March 21, 2018 | Erin Bluvas, email@example.com
December 2017 doctor of physical therapy (DPT) graduates who took the national physical therapy exam in December 2017 or January 2018 had a 100 percent first time pass rate compared with a 92.7 percent national average. The average score for the USC class was 732 while the national average was 679.
These scores represent a substantial improvement in the average total scores over the program’s last three graduating classes, which hovered between 677 and 698. UofSC’s 2017 class scored above the national average in all eight of the exam’s categories [see results summary [pdf] for more information on the scores for each category and how USC compared to other schools.]
“The scores clearly indicate that our students have a strong knowledge base to transition into the clinical workforce,” says Stacy Fritz, associate professor of exercise science, which houses the DPT program, and DPT program director. “They also show how our students, on average, are outperforming the students from programs that are ranked in the top 10 in the country on the national licensure exam.”
The national physical therapy exam is one component of the process to become a licensed physical therapist. It is designed to assess graduates’ entry-level competence into the profession. The exam was created by the Federation of State Boards of Physical Therapy to help ensure that only those who have the requisite knowledge of physical therapy are licensed and to help regulatory authorities evaluate candidates and provide comparable standards from jurisdiction to jurisdiction.
Because the nation-wide scores are one of the few elements of physical therapy licensure that are consistent across jurisdictions, they are especially helpful in differentiating among not only candidates but their respective programs as well. When viewed by cohort, performance metrics on this exam reflect both the caliber of the students and their programs.
“I think the scores tell us that we are admitting the right students and training them well,” says Fritz. “We have hardworking, intelligent students who are driven by a dedicated core and adjunct faculty and committed, passionate clinical instructors. I think we do an excellent job of teaching both the clinical reasoning and the hands-on skills necessary in the profession.”
The Arnold School’s DPT program is in the top 16 percent of the 230 physical therapy programs accredited by the Commission on Accreditation in Physical Therapy Education and ranked No. 25 among public institutions (U.S. News & World Report). These achievements are not merely happenstance.
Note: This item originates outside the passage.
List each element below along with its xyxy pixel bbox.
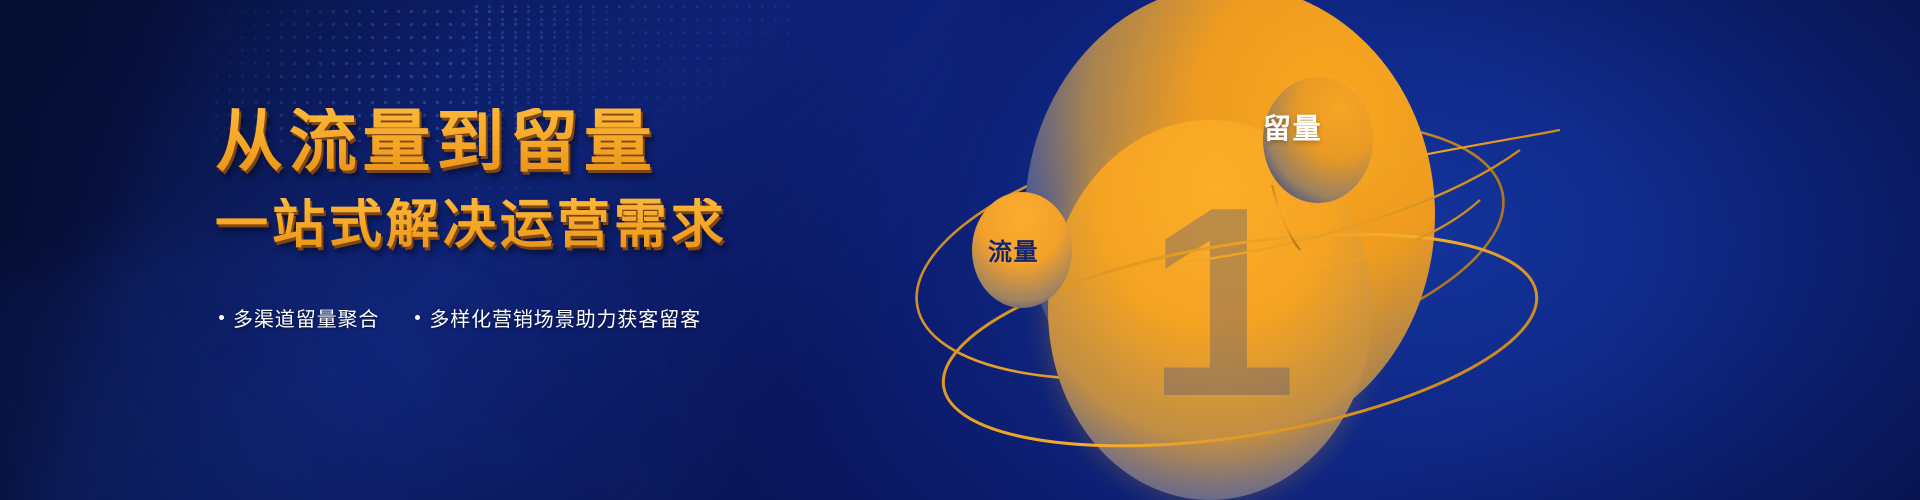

Faculty members designed the program from the ground up to attract the very best students and provide them with personalized education—ever since the first class matriculated in 2001. Their “boutique” approach to teaching a small class size with individualized instruction has garnered the attention of aspiring physical therapists from across the country. They have received over 600 applicants for just 22 spots in their incoming 2018-2019 class.
The UofSC DPT program prepares students to become expert clinicians with 100 percent rates in graduation, ultimate licensure passage, and employment in clinical positions. They provide a diverse array of clinical opportunities through their network of partners and engage students in research studies relevant to various aspects of the field. It’s all part of the program’s goal to bring together outstanding students with excellent faculty and clinicians to advance the profession and the field.